In today’s world, there are many ways to earn a little extra money. One is through participating in the sharing economy through things like selling goods or services via one’s computer or cellphone.
Participating in the sharing economy can provide some interesting income opportunities. However, it is important to remember that engaging in these activities also has responsibilities connected to it. This includes tax responsibilities.
Most income from sharing economy activities is considered taxable. What a person does when it comes to tax issues connected to sharing economy income they earned can be very impactful. Some types of conduct on this front could result in a taxpayer facing tax penalties or significant scrutiny from the IRS. When facing such consequences, it can be important to seek out quality legal guidance on navigating the matter.

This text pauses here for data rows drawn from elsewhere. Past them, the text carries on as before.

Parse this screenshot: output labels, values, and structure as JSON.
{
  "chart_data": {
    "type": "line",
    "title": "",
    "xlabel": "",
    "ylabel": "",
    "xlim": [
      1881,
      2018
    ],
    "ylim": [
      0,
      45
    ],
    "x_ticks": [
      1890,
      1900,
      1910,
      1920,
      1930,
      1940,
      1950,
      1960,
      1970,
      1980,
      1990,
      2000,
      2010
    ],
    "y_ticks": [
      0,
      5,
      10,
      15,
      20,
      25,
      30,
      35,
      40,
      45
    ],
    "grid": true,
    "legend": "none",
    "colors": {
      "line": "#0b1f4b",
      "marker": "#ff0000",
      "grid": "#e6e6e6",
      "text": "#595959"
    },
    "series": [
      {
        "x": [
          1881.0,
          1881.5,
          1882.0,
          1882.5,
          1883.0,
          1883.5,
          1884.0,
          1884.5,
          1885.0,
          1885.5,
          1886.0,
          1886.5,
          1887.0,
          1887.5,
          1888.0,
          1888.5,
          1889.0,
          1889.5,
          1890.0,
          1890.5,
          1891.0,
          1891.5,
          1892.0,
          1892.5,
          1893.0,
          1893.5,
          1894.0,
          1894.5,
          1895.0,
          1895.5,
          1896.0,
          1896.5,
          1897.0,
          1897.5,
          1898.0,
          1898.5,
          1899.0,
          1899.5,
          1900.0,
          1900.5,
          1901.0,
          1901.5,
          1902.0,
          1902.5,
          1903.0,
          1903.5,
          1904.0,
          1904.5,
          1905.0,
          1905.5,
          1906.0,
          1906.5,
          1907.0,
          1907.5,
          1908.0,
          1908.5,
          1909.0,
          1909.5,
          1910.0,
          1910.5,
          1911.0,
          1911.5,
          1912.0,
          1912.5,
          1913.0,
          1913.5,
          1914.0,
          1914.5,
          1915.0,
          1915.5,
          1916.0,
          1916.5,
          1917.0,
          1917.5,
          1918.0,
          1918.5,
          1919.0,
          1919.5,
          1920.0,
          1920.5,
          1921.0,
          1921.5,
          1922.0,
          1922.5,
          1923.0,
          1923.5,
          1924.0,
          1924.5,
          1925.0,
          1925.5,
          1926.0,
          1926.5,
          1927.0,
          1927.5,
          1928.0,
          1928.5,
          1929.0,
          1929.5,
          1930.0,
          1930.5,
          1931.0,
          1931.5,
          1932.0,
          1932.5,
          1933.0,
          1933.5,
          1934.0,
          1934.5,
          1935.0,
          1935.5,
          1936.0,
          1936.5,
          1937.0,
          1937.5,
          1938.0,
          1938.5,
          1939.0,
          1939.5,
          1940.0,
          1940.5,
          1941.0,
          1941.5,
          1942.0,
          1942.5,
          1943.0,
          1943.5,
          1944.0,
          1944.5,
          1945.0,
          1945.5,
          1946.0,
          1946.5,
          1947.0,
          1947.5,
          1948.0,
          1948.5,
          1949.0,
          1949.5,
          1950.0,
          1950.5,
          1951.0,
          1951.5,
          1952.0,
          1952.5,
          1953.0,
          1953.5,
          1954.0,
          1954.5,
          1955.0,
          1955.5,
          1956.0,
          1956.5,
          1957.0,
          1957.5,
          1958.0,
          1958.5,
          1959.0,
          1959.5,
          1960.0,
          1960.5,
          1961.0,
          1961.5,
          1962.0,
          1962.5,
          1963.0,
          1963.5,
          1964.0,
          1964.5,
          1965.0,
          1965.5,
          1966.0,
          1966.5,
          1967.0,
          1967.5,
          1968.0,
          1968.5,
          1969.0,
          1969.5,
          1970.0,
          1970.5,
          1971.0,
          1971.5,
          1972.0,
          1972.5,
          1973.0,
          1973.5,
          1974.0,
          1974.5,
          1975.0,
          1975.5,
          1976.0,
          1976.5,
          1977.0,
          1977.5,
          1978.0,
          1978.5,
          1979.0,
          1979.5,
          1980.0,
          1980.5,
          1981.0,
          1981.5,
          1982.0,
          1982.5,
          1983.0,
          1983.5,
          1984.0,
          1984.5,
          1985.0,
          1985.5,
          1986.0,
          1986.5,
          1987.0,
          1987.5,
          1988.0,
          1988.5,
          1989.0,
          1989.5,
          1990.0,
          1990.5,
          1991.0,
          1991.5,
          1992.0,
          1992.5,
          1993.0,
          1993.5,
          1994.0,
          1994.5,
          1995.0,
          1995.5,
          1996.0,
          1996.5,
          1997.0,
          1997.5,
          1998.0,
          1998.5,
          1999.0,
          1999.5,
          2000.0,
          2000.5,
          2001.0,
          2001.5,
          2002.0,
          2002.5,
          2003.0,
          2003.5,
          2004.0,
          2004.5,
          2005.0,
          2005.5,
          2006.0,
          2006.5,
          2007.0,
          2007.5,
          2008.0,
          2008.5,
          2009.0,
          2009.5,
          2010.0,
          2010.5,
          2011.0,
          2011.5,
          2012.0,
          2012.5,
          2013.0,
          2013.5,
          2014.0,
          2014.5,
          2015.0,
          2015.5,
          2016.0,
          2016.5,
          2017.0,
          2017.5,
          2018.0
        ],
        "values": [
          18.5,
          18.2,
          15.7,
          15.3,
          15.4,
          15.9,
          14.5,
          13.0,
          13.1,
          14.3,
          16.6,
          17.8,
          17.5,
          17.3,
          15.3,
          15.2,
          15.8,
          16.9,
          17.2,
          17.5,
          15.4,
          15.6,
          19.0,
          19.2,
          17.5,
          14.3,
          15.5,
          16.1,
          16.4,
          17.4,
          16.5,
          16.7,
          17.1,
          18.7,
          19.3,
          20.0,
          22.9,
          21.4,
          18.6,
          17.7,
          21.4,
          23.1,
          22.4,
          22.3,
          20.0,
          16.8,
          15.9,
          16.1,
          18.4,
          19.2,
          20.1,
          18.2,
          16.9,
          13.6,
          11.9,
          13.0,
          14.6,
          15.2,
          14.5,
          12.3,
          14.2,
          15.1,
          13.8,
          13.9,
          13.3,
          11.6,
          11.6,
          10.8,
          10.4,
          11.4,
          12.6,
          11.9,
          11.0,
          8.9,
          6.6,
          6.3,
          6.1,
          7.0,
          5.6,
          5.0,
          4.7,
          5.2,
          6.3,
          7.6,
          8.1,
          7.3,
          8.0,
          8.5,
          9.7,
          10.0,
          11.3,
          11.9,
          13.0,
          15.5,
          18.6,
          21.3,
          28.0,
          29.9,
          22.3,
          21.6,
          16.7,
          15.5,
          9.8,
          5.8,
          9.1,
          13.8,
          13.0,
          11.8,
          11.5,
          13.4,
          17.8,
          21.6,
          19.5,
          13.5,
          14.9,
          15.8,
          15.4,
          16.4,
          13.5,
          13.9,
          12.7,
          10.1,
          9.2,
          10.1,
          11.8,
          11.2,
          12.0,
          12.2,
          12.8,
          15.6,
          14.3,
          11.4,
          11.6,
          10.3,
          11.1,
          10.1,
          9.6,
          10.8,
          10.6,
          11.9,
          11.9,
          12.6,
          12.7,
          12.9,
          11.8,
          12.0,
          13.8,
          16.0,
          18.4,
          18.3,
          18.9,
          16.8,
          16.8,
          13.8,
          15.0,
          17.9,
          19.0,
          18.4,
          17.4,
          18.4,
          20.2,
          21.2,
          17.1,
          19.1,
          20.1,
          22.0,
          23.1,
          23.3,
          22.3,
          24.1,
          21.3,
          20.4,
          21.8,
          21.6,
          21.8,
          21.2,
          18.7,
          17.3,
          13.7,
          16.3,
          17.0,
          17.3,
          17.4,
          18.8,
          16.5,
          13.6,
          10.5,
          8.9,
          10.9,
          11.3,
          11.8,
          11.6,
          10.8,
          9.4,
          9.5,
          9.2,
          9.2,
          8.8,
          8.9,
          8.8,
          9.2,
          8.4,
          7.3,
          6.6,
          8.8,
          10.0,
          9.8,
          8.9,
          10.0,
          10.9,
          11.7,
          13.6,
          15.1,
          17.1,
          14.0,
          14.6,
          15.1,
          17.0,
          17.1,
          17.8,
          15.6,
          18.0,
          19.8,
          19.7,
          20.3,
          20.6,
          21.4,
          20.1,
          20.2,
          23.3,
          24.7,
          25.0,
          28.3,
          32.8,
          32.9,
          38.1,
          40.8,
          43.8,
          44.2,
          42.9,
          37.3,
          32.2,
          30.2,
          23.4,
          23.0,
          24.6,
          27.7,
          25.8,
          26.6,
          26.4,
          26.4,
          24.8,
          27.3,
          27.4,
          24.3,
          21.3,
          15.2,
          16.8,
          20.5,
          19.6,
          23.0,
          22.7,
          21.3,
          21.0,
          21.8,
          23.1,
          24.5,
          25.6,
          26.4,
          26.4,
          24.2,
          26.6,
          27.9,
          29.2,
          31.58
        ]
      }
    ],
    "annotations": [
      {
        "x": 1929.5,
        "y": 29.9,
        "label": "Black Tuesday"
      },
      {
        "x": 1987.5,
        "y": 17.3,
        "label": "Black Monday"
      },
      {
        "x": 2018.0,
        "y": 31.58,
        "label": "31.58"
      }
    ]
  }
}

One thing that could lead to a person facing tax trouble in connection to the sharing economy is failing to report taxable income they received from their activities. So, accurately reporting taxable sharing economy income one has earned can be very important.
A person could also face tax trouble if they are accused of not paying enough in taxes over the course of the year, given what they earned from the sharing economy. So, along with properly reporting income, another step that can be an important one in steering clear of tax trouble in connection to involvement in the sharing economy is making sure one is paying enough in taxes over the course of the year to avoid tax penalties.
An article the IRS recently put up on its website notes two of the main routes taxpayers could take on this front. These routes are:
- If they have a job in which they have tax withholding, adjusting their withholding to account for additional income they are earning through the sharing economy.
- Paying estimated taxes on their sharing economy income over the course of the year.